In recent days malware families have largely rely on DGA due to the fact that random nature in generating domain names based on the given seed. As a result DGA helps them to hide from detection methods. There are various techniques used by security researchers to detect and classify the DGA such as blacklisting, machine learning based solutions, passive domain name system (DNS) techniques, and analysis of traffic of malicious domain and DNS. This paper puts focus towards implementing machine learning based solutions towards DGA analysis, to achieve this we use complex model of machine learning approach typically called as deep learning. The effectiveness of various mechanisms is studied towards DGA detection and classifying domain name to a corresponding DGA family. However, this study has used only 17 malware families. Thus studying the effectiveness of deep learning mechanisms with more number of malware families will be considered as one of a significant direction towards future work. Additionally, this paper has not shown the inner mechanics of deep learning networks. This might be considered as an important towards in real-time deployment. Thus analyzing the inner mechanics of deep learning algorithms [18] with concerning on the detection rate of malicious domain name and providing appropriate mathematical representation and visualization will be considered as another future direction.

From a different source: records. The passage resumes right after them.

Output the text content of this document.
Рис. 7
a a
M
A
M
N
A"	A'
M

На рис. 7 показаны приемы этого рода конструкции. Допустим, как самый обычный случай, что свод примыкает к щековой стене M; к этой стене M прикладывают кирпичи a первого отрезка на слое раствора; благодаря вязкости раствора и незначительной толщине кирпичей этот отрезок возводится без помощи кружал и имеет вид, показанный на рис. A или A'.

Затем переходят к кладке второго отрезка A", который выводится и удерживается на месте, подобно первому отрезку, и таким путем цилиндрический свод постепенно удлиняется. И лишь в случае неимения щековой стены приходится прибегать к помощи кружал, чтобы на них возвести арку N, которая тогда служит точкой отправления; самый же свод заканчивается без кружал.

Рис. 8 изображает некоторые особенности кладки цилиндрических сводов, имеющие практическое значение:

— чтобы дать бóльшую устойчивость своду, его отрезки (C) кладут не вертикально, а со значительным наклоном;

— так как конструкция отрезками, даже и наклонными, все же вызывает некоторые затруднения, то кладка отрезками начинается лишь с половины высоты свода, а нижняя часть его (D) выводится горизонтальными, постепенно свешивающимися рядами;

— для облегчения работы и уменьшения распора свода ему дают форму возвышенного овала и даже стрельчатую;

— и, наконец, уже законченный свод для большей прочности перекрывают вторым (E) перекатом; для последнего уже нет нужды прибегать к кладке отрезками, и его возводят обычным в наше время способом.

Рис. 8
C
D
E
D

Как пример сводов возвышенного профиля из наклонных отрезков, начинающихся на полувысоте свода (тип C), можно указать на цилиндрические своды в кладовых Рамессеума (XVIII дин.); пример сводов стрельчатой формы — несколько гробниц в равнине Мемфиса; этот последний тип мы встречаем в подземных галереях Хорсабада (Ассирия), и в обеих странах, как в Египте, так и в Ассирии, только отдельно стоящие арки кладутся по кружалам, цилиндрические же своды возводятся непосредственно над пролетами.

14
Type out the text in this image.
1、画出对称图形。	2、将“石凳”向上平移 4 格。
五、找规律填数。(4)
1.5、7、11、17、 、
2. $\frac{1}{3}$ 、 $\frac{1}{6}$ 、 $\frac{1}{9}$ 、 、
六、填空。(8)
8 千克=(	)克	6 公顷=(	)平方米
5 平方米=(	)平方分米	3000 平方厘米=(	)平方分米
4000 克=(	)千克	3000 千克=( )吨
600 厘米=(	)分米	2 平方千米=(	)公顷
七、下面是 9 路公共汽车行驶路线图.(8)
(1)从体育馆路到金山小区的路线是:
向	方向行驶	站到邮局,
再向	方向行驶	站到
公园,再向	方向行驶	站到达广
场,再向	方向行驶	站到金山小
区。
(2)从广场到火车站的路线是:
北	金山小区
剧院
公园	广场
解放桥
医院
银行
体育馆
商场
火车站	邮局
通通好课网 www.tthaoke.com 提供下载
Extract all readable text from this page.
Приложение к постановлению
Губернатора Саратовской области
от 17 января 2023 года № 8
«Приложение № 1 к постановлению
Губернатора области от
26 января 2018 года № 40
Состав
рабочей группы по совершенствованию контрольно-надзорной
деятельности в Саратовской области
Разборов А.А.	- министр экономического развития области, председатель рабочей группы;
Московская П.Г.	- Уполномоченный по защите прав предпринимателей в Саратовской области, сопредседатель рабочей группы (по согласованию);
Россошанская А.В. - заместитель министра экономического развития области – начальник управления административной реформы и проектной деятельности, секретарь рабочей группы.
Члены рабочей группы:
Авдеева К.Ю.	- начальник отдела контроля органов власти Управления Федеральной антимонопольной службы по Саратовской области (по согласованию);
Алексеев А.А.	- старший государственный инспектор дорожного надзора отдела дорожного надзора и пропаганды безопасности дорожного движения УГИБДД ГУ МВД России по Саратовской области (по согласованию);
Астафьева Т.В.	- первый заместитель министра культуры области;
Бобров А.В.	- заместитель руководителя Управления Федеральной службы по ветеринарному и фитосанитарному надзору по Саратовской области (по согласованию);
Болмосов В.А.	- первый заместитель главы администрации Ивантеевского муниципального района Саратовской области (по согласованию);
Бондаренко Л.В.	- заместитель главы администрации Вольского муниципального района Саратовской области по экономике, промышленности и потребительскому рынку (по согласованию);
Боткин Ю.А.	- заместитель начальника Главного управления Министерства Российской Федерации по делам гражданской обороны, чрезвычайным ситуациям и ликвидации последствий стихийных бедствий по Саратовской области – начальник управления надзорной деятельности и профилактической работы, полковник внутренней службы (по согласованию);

In this study, we used various deep networks with examining its capability by using simple architectures and adopted a very few parameters tuning towards DGA analysis. By appropriately following the hyper-parameter tuning approach may still enhance the reported results. When we attempt to train them, the complex network ingests high computational costs for larger domain names in our current hardware settings. Thus a large study should be required on effectiveness of complex architectures towards DGA analysis. This can be done by using the advanced hardware and following distributed environment for training complex networks.